Still here. Still (mostly) sane.

Not much happening around these parts. I'm doing my best to fight off depression and enjoy this time as much as possible. But the fact is I have a lingering fear that's always in the background. Sometimes it fades for a while, but it's always there.

It's been 5 weeks since I wrote the test for the nuclear plant (that's nuc-u-lar for a certain tool south of the border). I don't hold much hope that they'll call me for an interview, even though the status shown on their site still says "in-progress".
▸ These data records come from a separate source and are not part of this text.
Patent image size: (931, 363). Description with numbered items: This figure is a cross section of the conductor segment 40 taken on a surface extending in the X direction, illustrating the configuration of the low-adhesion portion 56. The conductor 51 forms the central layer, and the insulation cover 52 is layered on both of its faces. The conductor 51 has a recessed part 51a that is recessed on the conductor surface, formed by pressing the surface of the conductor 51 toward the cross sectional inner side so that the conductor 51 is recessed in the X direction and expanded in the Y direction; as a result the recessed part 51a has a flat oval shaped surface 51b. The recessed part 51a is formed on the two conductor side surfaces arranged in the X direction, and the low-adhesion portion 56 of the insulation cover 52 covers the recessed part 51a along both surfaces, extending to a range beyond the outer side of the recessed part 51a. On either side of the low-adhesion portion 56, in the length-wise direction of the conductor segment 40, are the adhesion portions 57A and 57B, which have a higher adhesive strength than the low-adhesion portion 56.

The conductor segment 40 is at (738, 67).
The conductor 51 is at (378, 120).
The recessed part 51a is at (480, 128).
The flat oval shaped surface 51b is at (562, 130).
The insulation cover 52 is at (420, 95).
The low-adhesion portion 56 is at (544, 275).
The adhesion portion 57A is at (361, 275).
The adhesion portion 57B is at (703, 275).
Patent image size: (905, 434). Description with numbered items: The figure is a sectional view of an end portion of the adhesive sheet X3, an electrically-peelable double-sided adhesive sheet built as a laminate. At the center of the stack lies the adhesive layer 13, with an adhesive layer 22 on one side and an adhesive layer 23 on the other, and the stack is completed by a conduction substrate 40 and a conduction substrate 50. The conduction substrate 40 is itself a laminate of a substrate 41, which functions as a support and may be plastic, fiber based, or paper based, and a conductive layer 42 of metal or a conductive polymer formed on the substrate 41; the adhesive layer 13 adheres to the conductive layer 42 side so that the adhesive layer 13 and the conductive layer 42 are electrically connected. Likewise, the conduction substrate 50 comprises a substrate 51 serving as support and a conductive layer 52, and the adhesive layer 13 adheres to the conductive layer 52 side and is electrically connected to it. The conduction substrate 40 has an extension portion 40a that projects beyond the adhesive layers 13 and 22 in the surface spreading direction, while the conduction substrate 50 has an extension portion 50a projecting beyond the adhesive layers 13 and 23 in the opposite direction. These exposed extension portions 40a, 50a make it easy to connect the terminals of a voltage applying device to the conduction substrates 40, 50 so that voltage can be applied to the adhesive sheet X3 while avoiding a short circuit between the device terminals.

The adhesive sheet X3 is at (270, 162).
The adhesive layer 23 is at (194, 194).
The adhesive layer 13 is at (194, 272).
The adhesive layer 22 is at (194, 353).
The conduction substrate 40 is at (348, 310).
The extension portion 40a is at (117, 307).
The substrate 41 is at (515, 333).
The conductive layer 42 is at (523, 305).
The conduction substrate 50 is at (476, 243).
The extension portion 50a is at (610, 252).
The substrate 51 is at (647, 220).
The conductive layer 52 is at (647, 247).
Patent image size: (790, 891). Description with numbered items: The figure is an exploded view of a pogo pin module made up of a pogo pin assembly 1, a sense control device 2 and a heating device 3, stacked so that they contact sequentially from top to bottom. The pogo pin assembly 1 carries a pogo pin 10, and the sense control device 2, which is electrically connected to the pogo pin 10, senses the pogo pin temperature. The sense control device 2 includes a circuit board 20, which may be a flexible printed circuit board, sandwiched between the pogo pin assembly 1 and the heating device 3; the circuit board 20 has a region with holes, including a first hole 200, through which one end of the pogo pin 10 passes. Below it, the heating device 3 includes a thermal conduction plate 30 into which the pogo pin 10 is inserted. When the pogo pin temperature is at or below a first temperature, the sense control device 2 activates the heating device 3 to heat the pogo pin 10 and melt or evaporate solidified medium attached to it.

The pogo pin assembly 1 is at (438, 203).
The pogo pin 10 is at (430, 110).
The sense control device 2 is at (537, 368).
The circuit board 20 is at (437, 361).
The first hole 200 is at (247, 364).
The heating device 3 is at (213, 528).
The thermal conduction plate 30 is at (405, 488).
I had an interview for a place here in town. I would be doing basically the same job I'd been doing for the past 9 or so years, but at least I wouldn't have to move. I think it went ok, not great, but ok. Apparently I'm one of 6 interviewees picked from 50 applications, and this will be trimmed down to 2 to be grilled by the QA manager. If I don't hear back by the end of the week, I can forget that one as well.
I have another interview scheduled for Thursday in Toronto. I don't really want to work in Toronto, but a job is a job. I hate big cities. Other than these 2, I've had a few calls from headhunters, but nothing more concrete than that. Sigh.

The spousal unit has dragged me into something called NaNoWriMo, or National Novel Writing Month. The idea is to write a 50000 word novel in the 30 days of November. At least it will keep me busy. I want to expand something very strange I wrote way back in high school. If only I can find where I put it...

We went to a Halloween type party thing last night on somewhat short notice. I was enjoying it, but after about 2 hours Spousal unit's stamina gave out and we had to leave. Too bad. Lots of amusing people, good food, and watching silly movies. We had watched Army of Darkness and were just starting Young Frankenstein when we left. Bah.